Jogo finito x Jogo infinito
Após ler o livro Relógio do Longo Agora, de Stewart Brand, tirei algumas conclusões sobre tudo o que fiz e o que deixei de fazer desde a minha formatura em Comunicação Social no ano de 2003. Esta data, diga-se, representa um marco para minha vida. A partir deste período aconteceram várias situações, decisões, alegrias, tristezas, vitórias, derrotas, investimentos, retornos, despesas e perdas.
Regia minhas ações sob o intuito de fazer algo e ter o retorno em médio ou curto prazo. O tempo encarregou-se de ensinar sobre paciência, perseverança, esperança e realização. O livro de Brand, leitura altamente recomendada em nossos dias, veio de encontro a todas as minhas expectativas. Principalmente no último capítulo, que faz um paralelo entre dois paradigmas interessantes.
Olhamos para nosso cotidiano sob os modelos lançados pelo autor: Jogo Finito versus Jogo Infinito. O primeiro fala a respeito de vencedores e perdedores, competição, sobrevivência e disputas decisivas em curto prazo. O segundo trata de continuidade, de compartilhamento, aprimoramento, consenso, causas e efeitos em longo prazo.
Jogo Finito
O propósito é vencer
O aprimoramento se dá pela sobrevivência dos mais fortes
Os vencedores excluem os perdedores
Os vencedores ficam com tudo
Objetivos são idênticos
Simplicidade relativa
As regras são estabelecidas de antemão
As regras parecem concursos de debates
Competir por mercados maduros
Disputas de curto prazo decisivas
Jogo Infinito
O objetivo é aprimorar o jogo
O aprimoramento se dá pela elaboração do jogo
Os vencedores ensinam melhores jogadas aos perdedores
As vitórias são amplamente compartilhadas
Os objetivos são variados
Complexidade relativa
As regras mudam por consenso
As regras parecem com uma gramática de nossas primeiras palavras
Criar novos mercados
Longo prazo
(apud Mastering the Infinite Game, de Charles Hampden-Turner e Fons Trompenaars, 01997)

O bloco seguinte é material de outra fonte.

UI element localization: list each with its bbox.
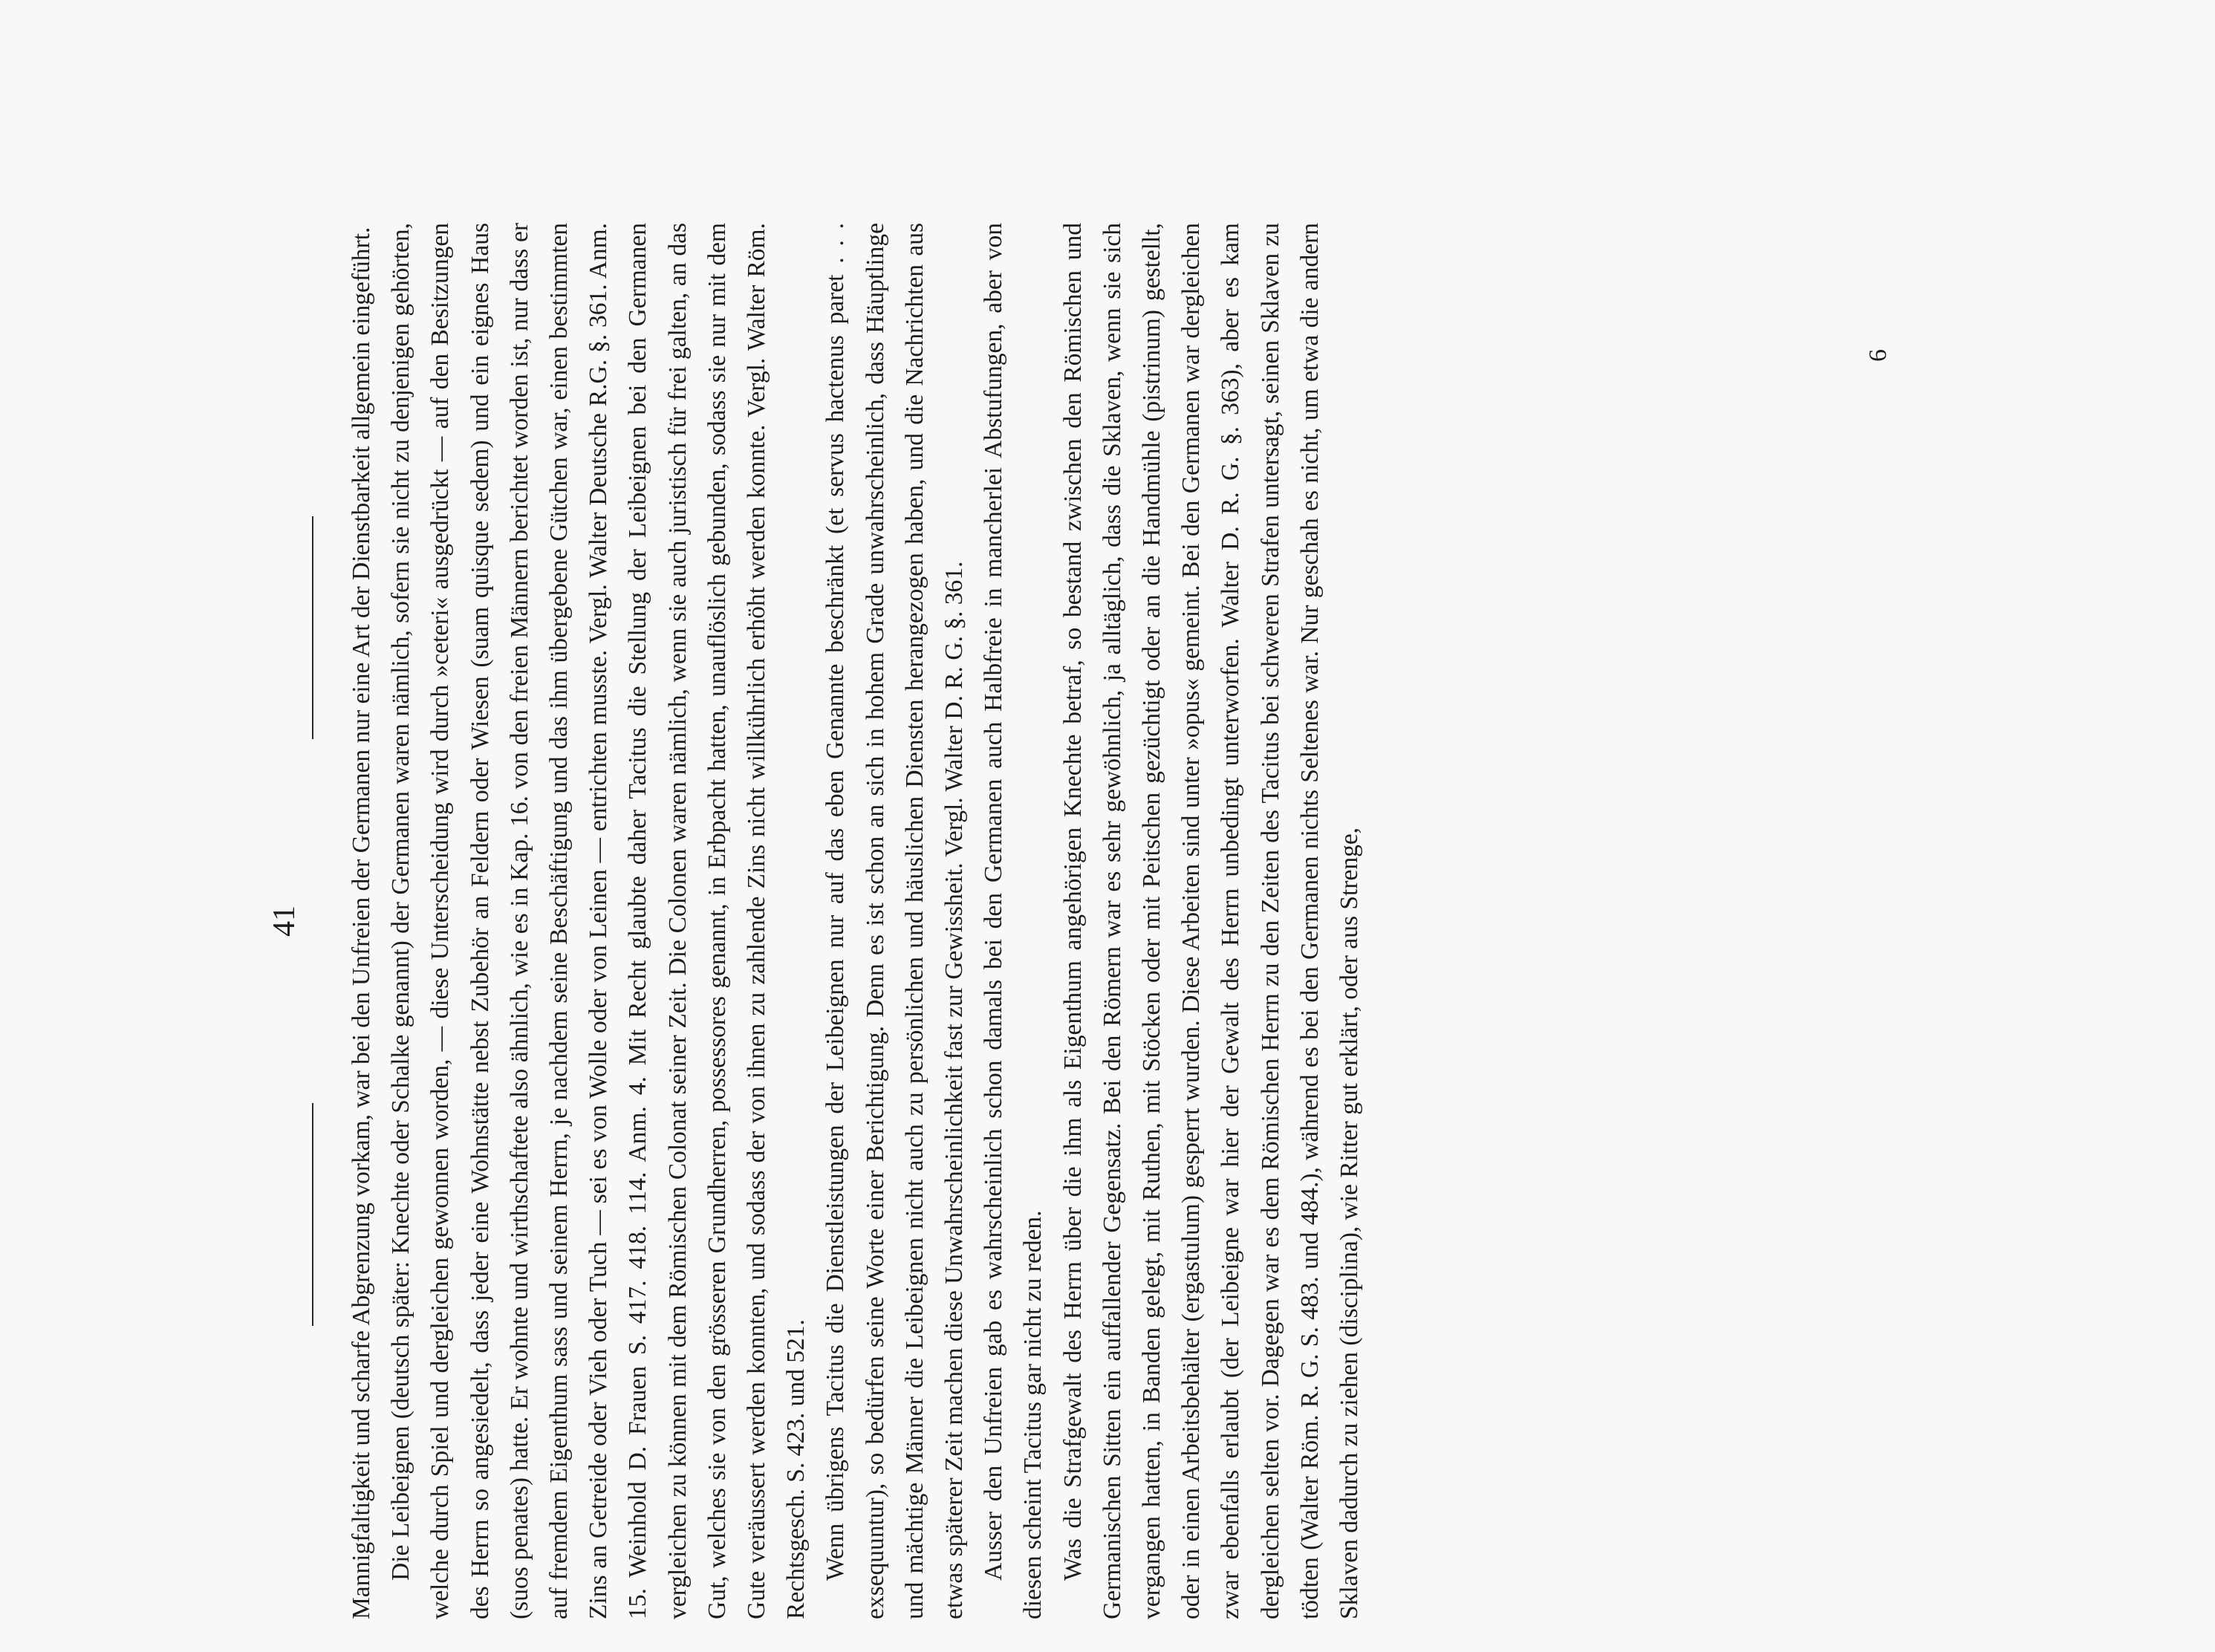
header-rule-right bbox=[312, 516, 313, 739]
paragraph-5: Was die Strafgewalt des Herrn über die ihm als Eigenthum angehörigen Knechte betraf, so bestand zwischen den Römischen und Germanischen Sitten ein auffallender Gegensatz. Bei den Römern war es sehr gewöhnlich, ja alltäglich, dass die Sklaven, wenn sie sich vergangen hatten, in Banden gelegt, mit Ruthen, mit Stöcken oder mit Peitschen gezüchtigt oder an die Handmühle (pistrinum) gestellt, oder in einen Arbeitsbehälter (ergastulum) gesperrt wurden. Diese Arbeiten sind unter »opus« gemeint. Bei den Germanen war dergleichen zwar ebenfalls erlaubt (der Leibeigne war hier der Gewalt des Herrn unbedingt unterworfen. Walter D. R. G. §. 363), aber es kam dergleichen selten vor. Dagegen war es dem Römischen Herrn zu den Zeiten des Tacitus bei schweren Strafen untersagt, seinen Sklaven zu tödten (Walter Röm. R. G. S. 483. und 484.), während es bei den Germanen nichts Seltenes war. Nur geschah es nicht, um etwa die andern Sklaven dadurch zu ziehen (disciplina), wie Ritter gut erklärt, oder aus Strenge, bbox=[1058, 223, 1364, 1619]
body-text bbox=[342, 223, 1369, 1619]
sheet-signature-number: 6 bbox=[1864, 349, 1892, 362]
sheet-signature bbox=[1866, 223, 1891, 1619]
paragraph-2: Die Leibeignen (deutsch später: Knechte oder Schalke genannt) der Germanen waren nämlich, sofern sie nicht zu denjenigen gehörten, welche durch Spiel und dergleichen gewonnen worden, — diese Unterscheidung wird durch »ceteri« ausgedrückt — auf den Besitzungen des Herrn so angesiedelt, dass jeder eine Wohnstätte nebst Zubehör an Feldern oder Wiesen (suam quisque sedem) und ein eignes Haus (suos penates) hatte. Er wohnte und wirthschaftete also ähnlich, wie es in Kap. 16. von den freien Männern berichtet worden ist, nur dass er auf fremdem Eigenthum sass und seinem Herrn, je nachdem seine Beschäftigung und das ihm übergebene Gütchen war, einen bestimmten Zins an Getreide oder Vieh oder Tuch — sei es von Wolle oder von Leinen — entrichten musste. Vergl. Walter Deutsche R.G. §. 361. Anm. 15. Weinhold D. Frauen S. 417. 418. 114. Anm. 4. Mit Recht glaubte daher Tacitus die Stellung der Leibeignen bei den Germanen vergleichen zu können mit dem Römischen Colonat seiner Zeit. Die Colonen waren nämlich, wenn sie auch juristisch für frei galten, an das Gut, welches sie von den grösseren Grundherren, possessores genannt, in Erbpacht hatten, unauflöslich gebunden, sodass sie nur mit dem Gute veräussert werden konnten, und sodass der von ihnen zu zahlende Zins nicht willkührlich erhöht werden konnte. Vergl. Walter Röm. Rechtsgesch. S. 423. und 521. bbox=[387, 223, 810, 1619]
header-rule-left bbox=[312, 1103, 313, 1326]
page-number: 41 bbox=[267, 905, 302, 937]
rotated-text-block bbox=[267, 223, 1909, 1619]
paragraph-1: Mannigfaltigkeit und scharfe Abgrenzung vorkam, war bei den Unfreien der Germanen nur eine Art der Dienstbarkeit allgemein eingeführt. bbox=[348, 227, 375, 1619]
paragraph-4: Ausser den Unfreien gab es wahrscheinlich schon damals bei den Germanen auch Halbfreie in mancherlei Abstufungen, aber von diesen scheint Tacitus gar nicht zu reden. bbox=[980, 223, 1047, 1619]
paragraph-3: Wenn übrigens Tacitus die Dienstleistungen der Leibeignen nur auf das eben Genannte beschränkt (et servus hactenus paret . . . exsequuntur), so bedürfen seine Worte einer Berichtigung. Denn es ist schon an sich in hohem Grade unwahrscheinlich, dass Häuptlinge und mächtige Männer die Leibeignen nicht auch zu persönlichen und häuslichen Diensten herangezogen haben, und die Nachrichten aus etwas späterer Zeit machen diese Unwahrscheinlichkeit fast zur Gewissheit. Vergl. Walter D. R. G. §. 361. bbox=[822, 223, 969, 1619]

A comparação nos leva a pensar sobre a relevância de nossas tarefas. Qual o legado vamos deixar por meio de nossas ações? O que esperar? Qual a expectativa de nossos próximos? Qual a nossa relação com o mundo que nos cerca?

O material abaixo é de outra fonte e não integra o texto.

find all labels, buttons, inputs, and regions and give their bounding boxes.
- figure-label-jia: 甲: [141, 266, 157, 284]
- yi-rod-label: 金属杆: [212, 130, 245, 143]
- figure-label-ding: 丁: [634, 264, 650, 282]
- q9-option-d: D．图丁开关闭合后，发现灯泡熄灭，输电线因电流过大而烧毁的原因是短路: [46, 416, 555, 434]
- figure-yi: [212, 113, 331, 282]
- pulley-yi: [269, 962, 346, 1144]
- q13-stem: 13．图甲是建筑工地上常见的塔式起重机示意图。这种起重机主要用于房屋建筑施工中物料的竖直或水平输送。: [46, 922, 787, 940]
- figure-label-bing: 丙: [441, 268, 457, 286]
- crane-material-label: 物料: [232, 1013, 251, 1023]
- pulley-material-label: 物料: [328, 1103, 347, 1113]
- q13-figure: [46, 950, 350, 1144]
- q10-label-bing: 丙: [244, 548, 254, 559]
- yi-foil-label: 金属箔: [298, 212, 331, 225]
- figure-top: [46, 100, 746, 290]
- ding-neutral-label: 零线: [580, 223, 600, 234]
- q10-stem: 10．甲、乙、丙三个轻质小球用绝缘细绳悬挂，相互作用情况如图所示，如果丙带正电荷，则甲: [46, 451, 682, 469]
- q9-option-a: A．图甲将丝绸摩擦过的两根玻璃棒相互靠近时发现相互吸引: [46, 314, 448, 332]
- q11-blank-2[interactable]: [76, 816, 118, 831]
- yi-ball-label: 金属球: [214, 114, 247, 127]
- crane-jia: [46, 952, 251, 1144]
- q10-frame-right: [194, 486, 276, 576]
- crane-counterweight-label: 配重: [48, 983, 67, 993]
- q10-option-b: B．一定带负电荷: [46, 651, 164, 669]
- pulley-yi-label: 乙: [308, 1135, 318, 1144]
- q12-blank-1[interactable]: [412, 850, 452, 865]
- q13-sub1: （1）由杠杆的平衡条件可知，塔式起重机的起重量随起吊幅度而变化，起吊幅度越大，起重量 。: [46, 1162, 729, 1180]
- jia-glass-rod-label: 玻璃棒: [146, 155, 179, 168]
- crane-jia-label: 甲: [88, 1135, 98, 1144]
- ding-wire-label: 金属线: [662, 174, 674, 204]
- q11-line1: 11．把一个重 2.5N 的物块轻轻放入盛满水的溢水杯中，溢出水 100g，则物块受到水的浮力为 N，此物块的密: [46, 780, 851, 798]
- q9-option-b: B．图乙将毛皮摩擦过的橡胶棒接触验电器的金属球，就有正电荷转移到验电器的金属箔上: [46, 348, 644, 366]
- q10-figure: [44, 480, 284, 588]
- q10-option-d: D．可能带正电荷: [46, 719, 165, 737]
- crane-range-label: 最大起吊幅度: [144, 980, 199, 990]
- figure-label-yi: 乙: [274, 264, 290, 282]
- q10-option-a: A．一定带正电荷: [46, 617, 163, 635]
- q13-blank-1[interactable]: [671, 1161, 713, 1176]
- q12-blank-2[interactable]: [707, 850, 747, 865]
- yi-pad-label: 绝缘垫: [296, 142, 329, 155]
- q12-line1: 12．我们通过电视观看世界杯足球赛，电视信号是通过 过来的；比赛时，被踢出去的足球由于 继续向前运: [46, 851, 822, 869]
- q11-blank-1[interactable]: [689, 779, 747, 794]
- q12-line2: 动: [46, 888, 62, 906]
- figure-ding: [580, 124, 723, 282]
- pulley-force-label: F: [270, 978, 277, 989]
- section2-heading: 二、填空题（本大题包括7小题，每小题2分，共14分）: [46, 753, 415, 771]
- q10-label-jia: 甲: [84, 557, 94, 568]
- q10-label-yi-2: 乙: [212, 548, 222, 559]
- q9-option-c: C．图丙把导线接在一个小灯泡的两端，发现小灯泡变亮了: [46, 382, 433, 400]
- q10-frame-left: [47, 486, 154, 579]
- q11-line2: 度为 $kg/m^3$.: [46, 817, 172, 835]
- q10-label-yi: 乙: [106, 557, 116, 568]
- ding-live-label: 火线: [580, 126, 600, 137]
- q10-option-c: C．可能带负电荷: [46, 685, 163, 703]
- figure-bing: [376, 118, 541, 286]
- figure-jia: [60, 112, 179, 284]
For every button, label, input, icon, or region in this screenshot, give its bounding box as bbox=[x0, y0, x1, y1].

Se você ler o livro de Brand vai perceber tal relação e olhar os problemas da humanidade sob a ótica do tempo e da responsabilidade. Eu explico de forma simples: jogamos lixo na rua e pensamos automaticamente que ele vai sumir, nos esquecemos de como a matéria demora a se decompor e acabamos por poluir o ambiente. Ação de um. Imagine sendo de muitos, em um período longo de tempo?!
O agora, para muitos, representa o hoje, o imediato. Porém, uma ação feita neste agora pode resultar em grandes conquistas do amanhã. Depois de aprender isto, coloquei uma dose de calma em meu coração e esqueci um pouco a pressa - ou a pressão pessoal imediatista. Quero concentrar na tarefa de hoje com o foco no longo agora. Aprimorar, compartilhar, aprender a cada dia algo novo. Fazer o jogo infinito. Pense nisso!
Publicado originalmente em 23/03/2012, por Senoux.